Closed 10 years ago.
Hi I tried a question to check whether two rectangles intersect or not
I have written code if rectangles are parallel to x-axis
struct point
{
int x;
int y;
};
struct rect
{
struct point left;
struct point right;
};
//1 - intersection
// 0- no intersection
int rectintersectioncheck(struct rect r1,struct rect r2)
{
int x_check = (r1.left.x > r2.right.x || r2.left.x > r1.right.x);
int y_check = (r1.right.y > r2.left.y || r2.right.y > r1.left.y);
if(x_check && y_check )
{
return 0;
}
return 1;
}
its working fine for this case but i am confused for algo in case of rectangle not parallel to x-axis
as only top left,right bottm points are givenn
please help?
A clarification first. If p1 and p2 are the top-left and bottom-right points of a rectangle, then the rectangle must be parallel to x axis (and y axis).
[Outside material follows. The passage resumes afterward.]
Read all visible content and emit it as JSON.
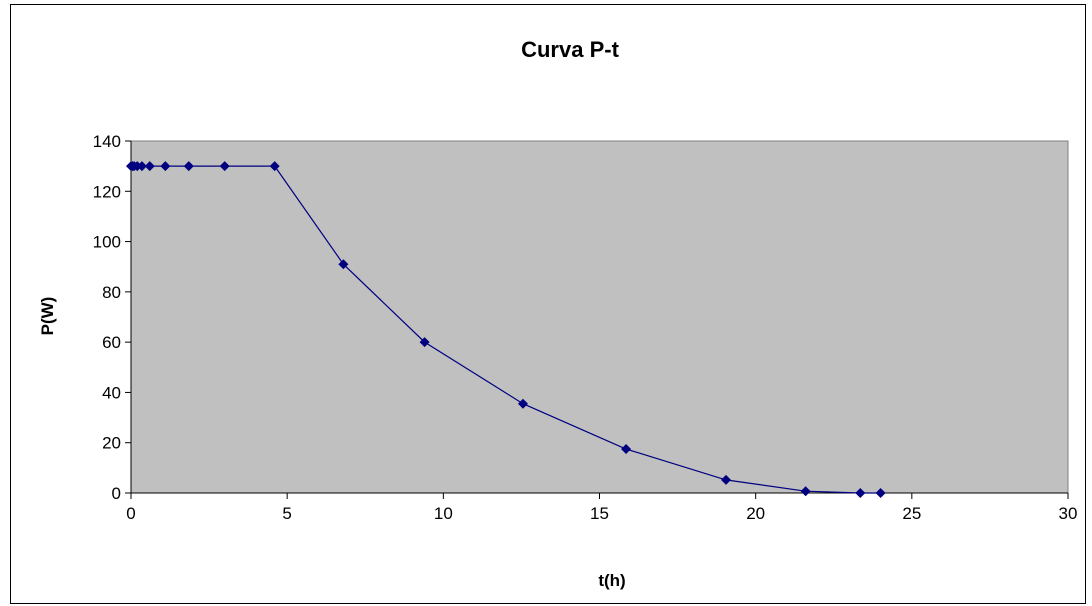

So there is only exactly one rectangle satisfying these conditions. If the rectangle is not parallel to x axis, then the bottom cannot become right point simultaneously.
Since we are talking about rectangles that are not exactly parallel to x axis, let us drop that definition. Let us talk about rectangles whose two opposing vertices are p1 and p2 (not necessarily top-left and bottom-right).
Let p1 and p2 define the first rectangle, and p3 and p4 define the second rectangle.
If you take the union of all rectangle whose opposite corners are p1 and p2, you get a circle (with (p1+p2)/2 as center and |p1−p2| as diameter).
There are three cases:
If the p1–p2 line segment intersects the p3–p4 line segment, then the rectangles always intersect.
If the circle corresponding to p1,p2 intersects the circle corresponding to p3,p4, then those rectangles sometimes intersect.
Otherwise those rectangles never intersect.
#ELKamina: the circle approach you discussed is quite fine, but it can be really hard to distinguish in the cases where cirles intersect but rectangles don't.
I have got his idea in mind, glad to share it.
Why don't we contruct our rectangles in array in the specific cases to find out they intersect or not.
eg. rect 1- points (1,3)(3,1)(6,4)(4,6) rect2 points- (4,0)(5,0)(5,1)(4,1)
array represntation array representation
6 [F F F F # F F F] 6 [F F F F F F F F]
5 [F F F # # # F F] 5 [F F F F F F F F]
4 [F F # # # # # F] 4 [F F F F F F F F]
3 [F # # # # # F F] 3 [F F F F F F F F]
2 [F F # # # F F F] 2 [F F F F F F F F]
1 [F F F # F F F F] 1 [F F F F # # F F]
0 [F F F F F F F F] 0 [F F F F # # F F]
0 1 2 3 4 5 6 7 0 1 2 3 4 5 6 7
in the above case circles intersect but rectangles don't.
eg
g. rect 1- points (1,3)(3,1)(6,4)(4,6) rect2 points- (3,0)(4,0)(3,1)(4,1)
array represntation array representation
6 [F F F F # F F F] 6 [F F F F F F F F]
5 [F F F # # # F F] 5 [F F F F F F F F]
4 [F F # # # # # F] 4 [F F F F F F F F]
3 [F # # # # # F F] 3 [F F F F F F F F]
2 [F F # # # F F F] 2 [F F F F F F F F]
1 [F F F # F F F F] 1 [F F F # # F F F]
0 [F F F F F F F F] 0 [F F F # # F F F]
0 1 2 3 4 5 6 7 0 1 2 3 4 5 6 7
in the above case (3,1) has same value so it can be found that they intersect.
Similar representations can be used to check whether triangles intersect or not.
I will sketch out the answer.
Rotate both the rectangles so that one is in line with the x axis
You can then work out the formula (y=mx+c) for the edges
You will also know the formula for the sides of the other rectangle
See if any intersect.
The rotation can be performed using the link previously posed.
EDIT
Forgot translation - shift one rectangle to have 0,0 as one coordinate.